In 2006, leaders in the state of Washington created the Health Technology Assessment (HTA) program to evaluate the cost-effectiveness of various medical therapies. With our country facing a huge budget deficit, what could be better than determining which treatments are worth paying for?
The Wall Street Journal published an editorial today that should send shivers up the spine of every American. Entitled The Pro-Diabetes Board, the piece highlights the potential disaster of the "subsidize, mandate, overregulate" insurance model.
The HTA panel is hearing arguments for and against glucose monitoring for children with diabetes, the established standard of diabetes care for over 30 years!
After criticizing past randomized controlled trials of glucose monitoring, the HTA panel is demanding new trials to prove efficacy before the government will continue to pay for this intervention.
Clinicians are in shock.
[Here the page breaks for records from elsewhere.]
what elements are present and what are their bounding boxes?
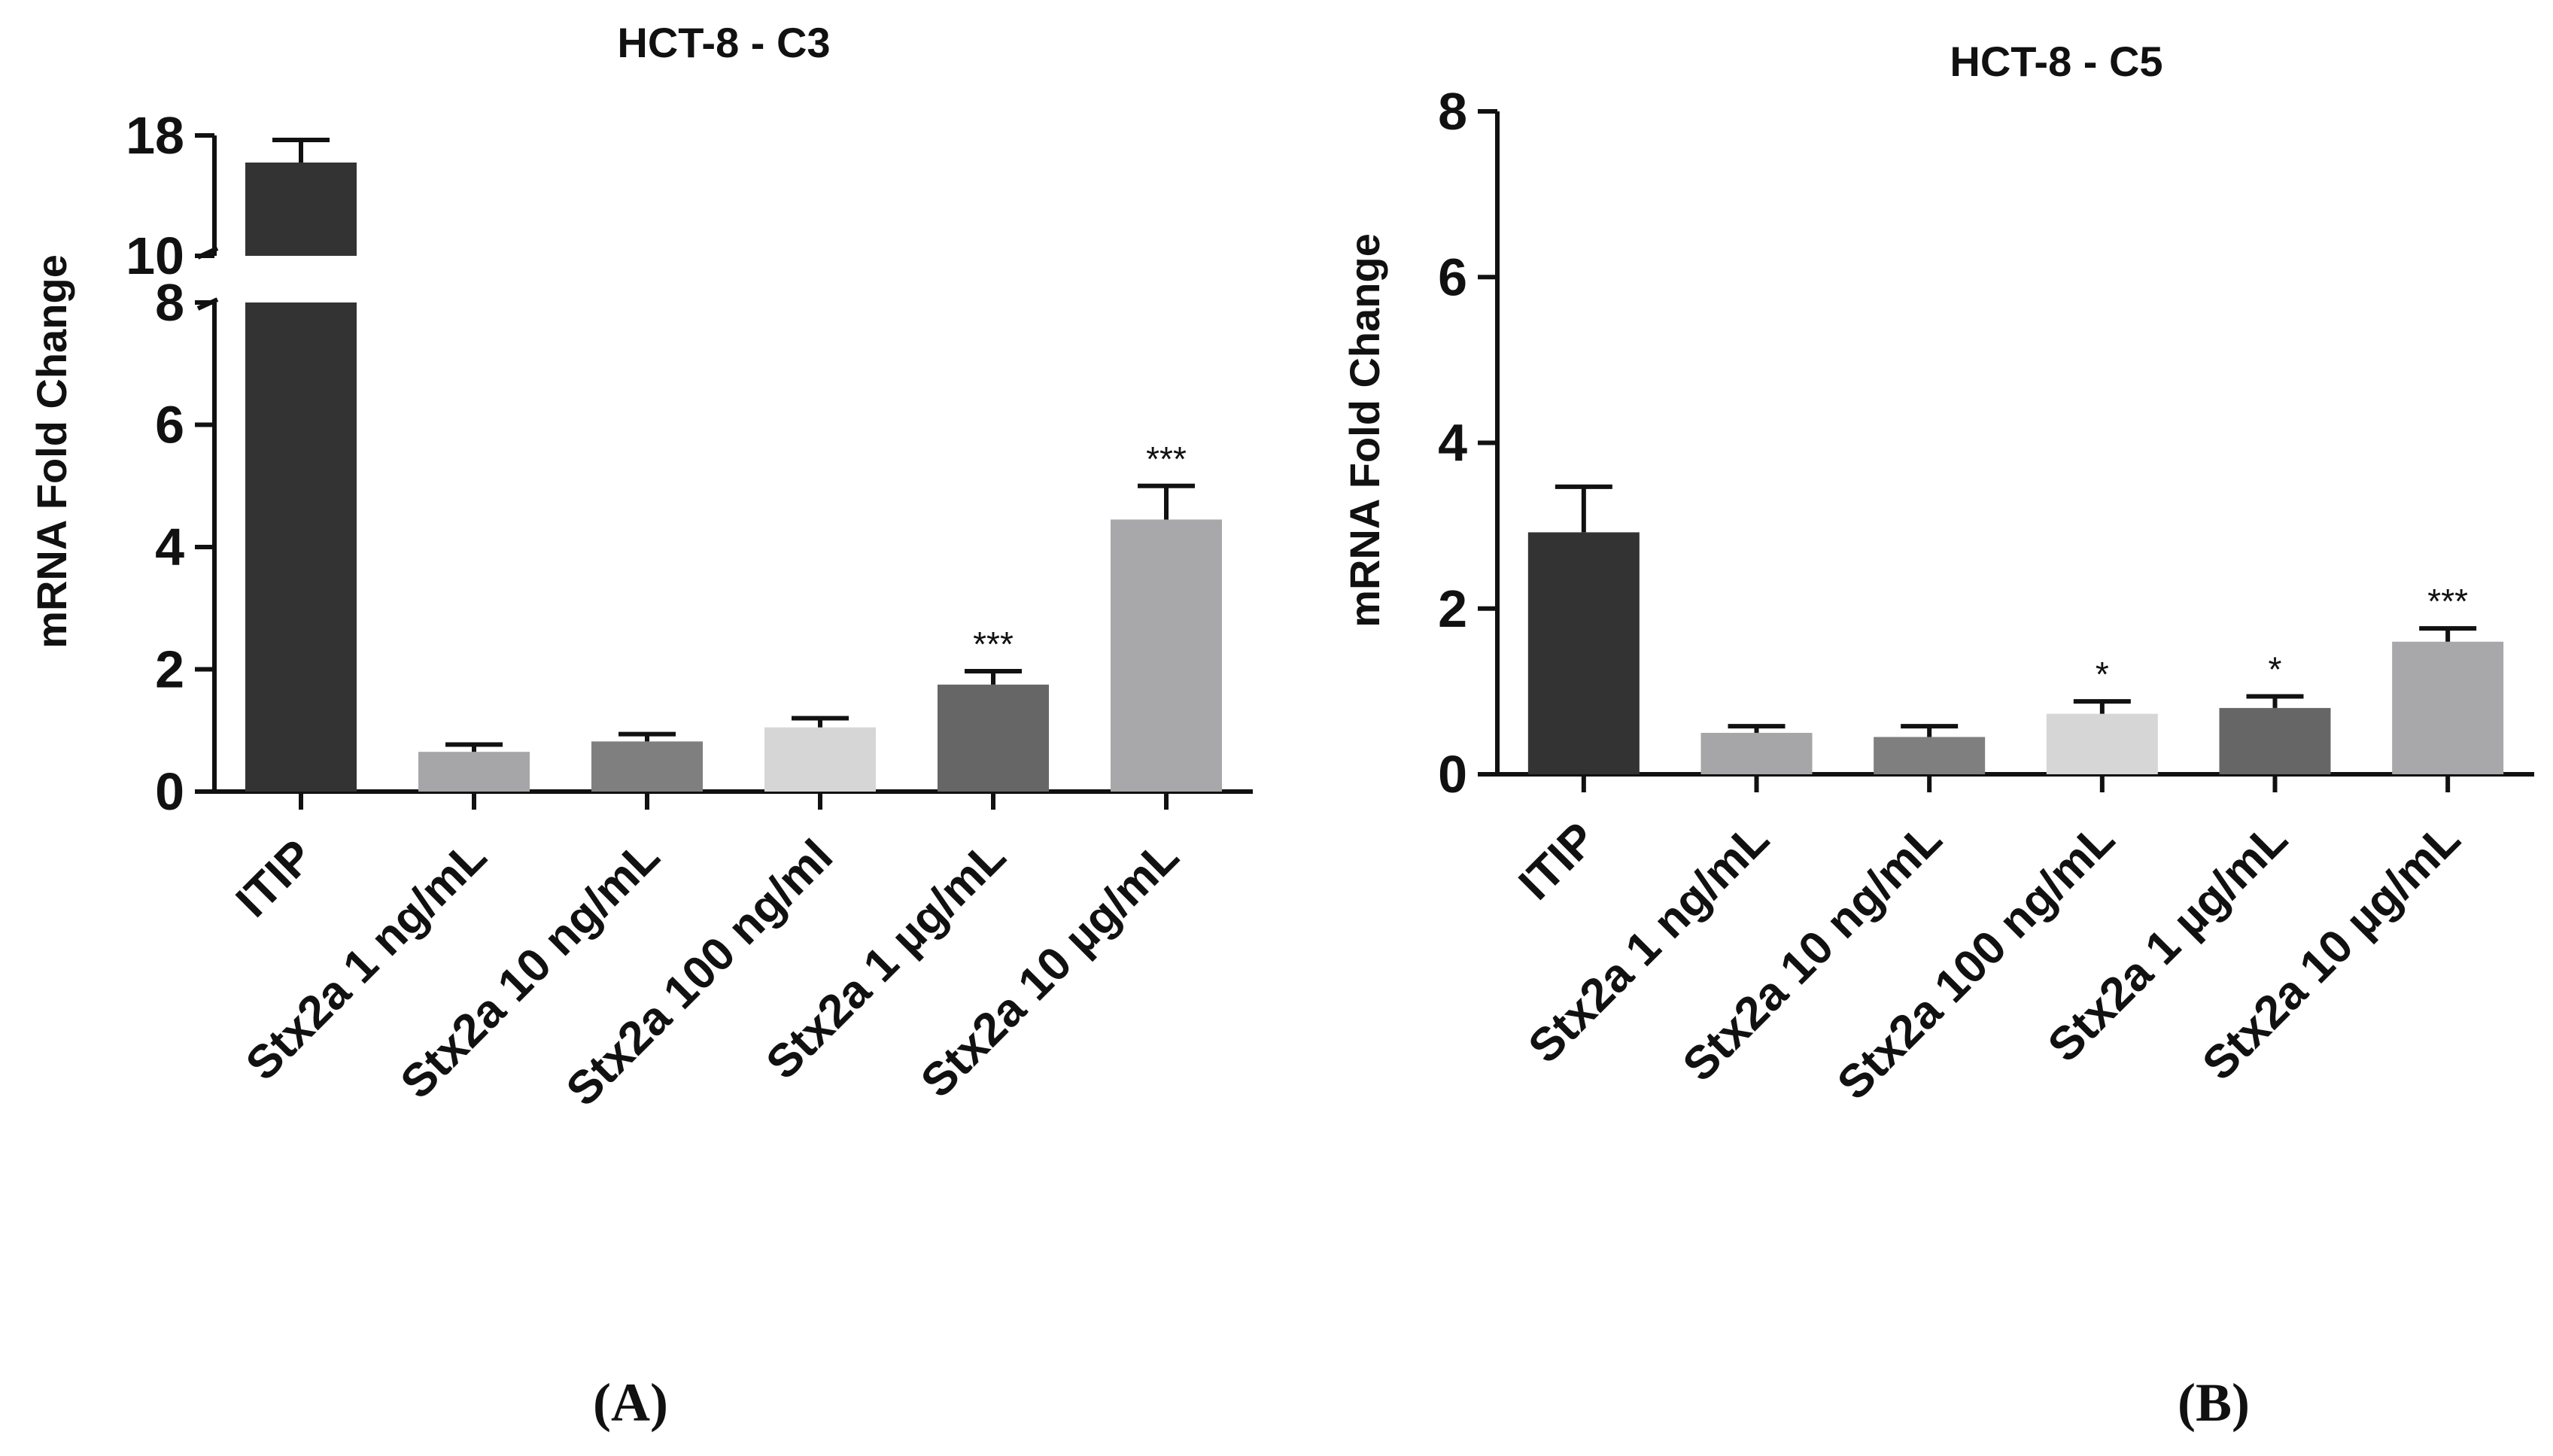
chart-a-bar: [245, 302, 357, 792]
chart-a-axes: [195, 133, 1253, 810]
chart-a-y-tick-label: 0: [155, 762, 184, 821]
chart-a-title: HCT-8 - C3: [617, 19, 830, 66]
chart-b-bar: [2219, 707, 2331, 774]
chart-a-y-tick-label: 6: [155, 396, 184, 454]
chart-a-panel-label: (A): [593, 1372, 668, 1433]
chart-b-y-tick-label: 0: [1438, 745, 1467, 804]
chart-a-bar: [1111, 519, 1222, 792]
chart-b-bar: [2392, 641, 2504, 774]
chart-a-bars: [245, 138, 1222, 792]
chart-b-axes: [1478, 109, 2534, 792]
chart-b-significance-label: *: [2096, 655, 2109, 694]
chart-a-bar: [418, 752, 530, 792]
chart-b-y-tick-label: 4: [1438, 414, 1467, 473]
chart-b-bar: [1874, 737, 1986, 774]
chart-a-bar: [591, 741, 703, 792]
chart-b-significance-label: *: [2269, 649, 2282, 688]
chart-a-bar: [245, 163, 357, 256]
chart-a-bar: [764, 727, 876, 792]
chart-b-bar: [1527, 532, 1640, 774]
chart-a-y-tick-label: 8: [155, 273, 184, 332]
chart-a-significance-label: ***: [973, 625, 1014, 664]
chart-b-y-tick-label: 2: [1438, 579, 1467, 638]
chart-a-ylabel: mRNA Fold Change: [28, 254, 75, 649]
chart-b-y-tick-label: 6: [1438, 248, 1467, 306]
chart-b-bar: [2046, 713, 2158, 774]
chart-a-y-tick-label: 18: [126, 106, 184, 165]
chart-b-panel-label: (B): [2178, 1372, 2250, 1433]
chart-a-y-tick-label: 10: [126, 226, 184, 285]
chart-a-y-tick-label: 2: [155, 640, 184, 699]
chart-b-bars: [1527, 484, 2504, 774]
chart-b-title: HCT-8 - C5: [1950, 38, 2162, 85]
chart-b-y-tick-label: 8: [1438, 82, 1467, 141]
chart-a-significance-label: ***: [1146, 439, 1187, 479]
chart-a-y-tick-label: 4: [155, 518, 184, 576]
chart-a-bar: [938, 684, 1049, 792]
chart-b-bar: [1700, 732, 1813, 774]
chart-b-ylabel: mRNA Fold Change: [1341, 233, 1388, 628]
chart-b-significance-label: ***: [2427, 582, 2468, 621]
A high-quality trial in 1993 led to an"irrefutable" conclusion: Tight control of blood sugar -- a condition that requires frequent self-monitoring of blood sugar levels -- leads to dramatically improved patient outcomes.
The new trial requested by the HTA program would be unethical. Asking a group of children to not monitor their blood glucose would knowingly put them at increased risk of medical complications.
Here are two powerful arguments against comparative effectiveness research:
- Randomized trials look at average results for large groups of people. But doctors treat individual patients, and what works for the "typical" patient may not work for the patient in question
- Comparative effectiveness is not about informing choices; it's about limiting options.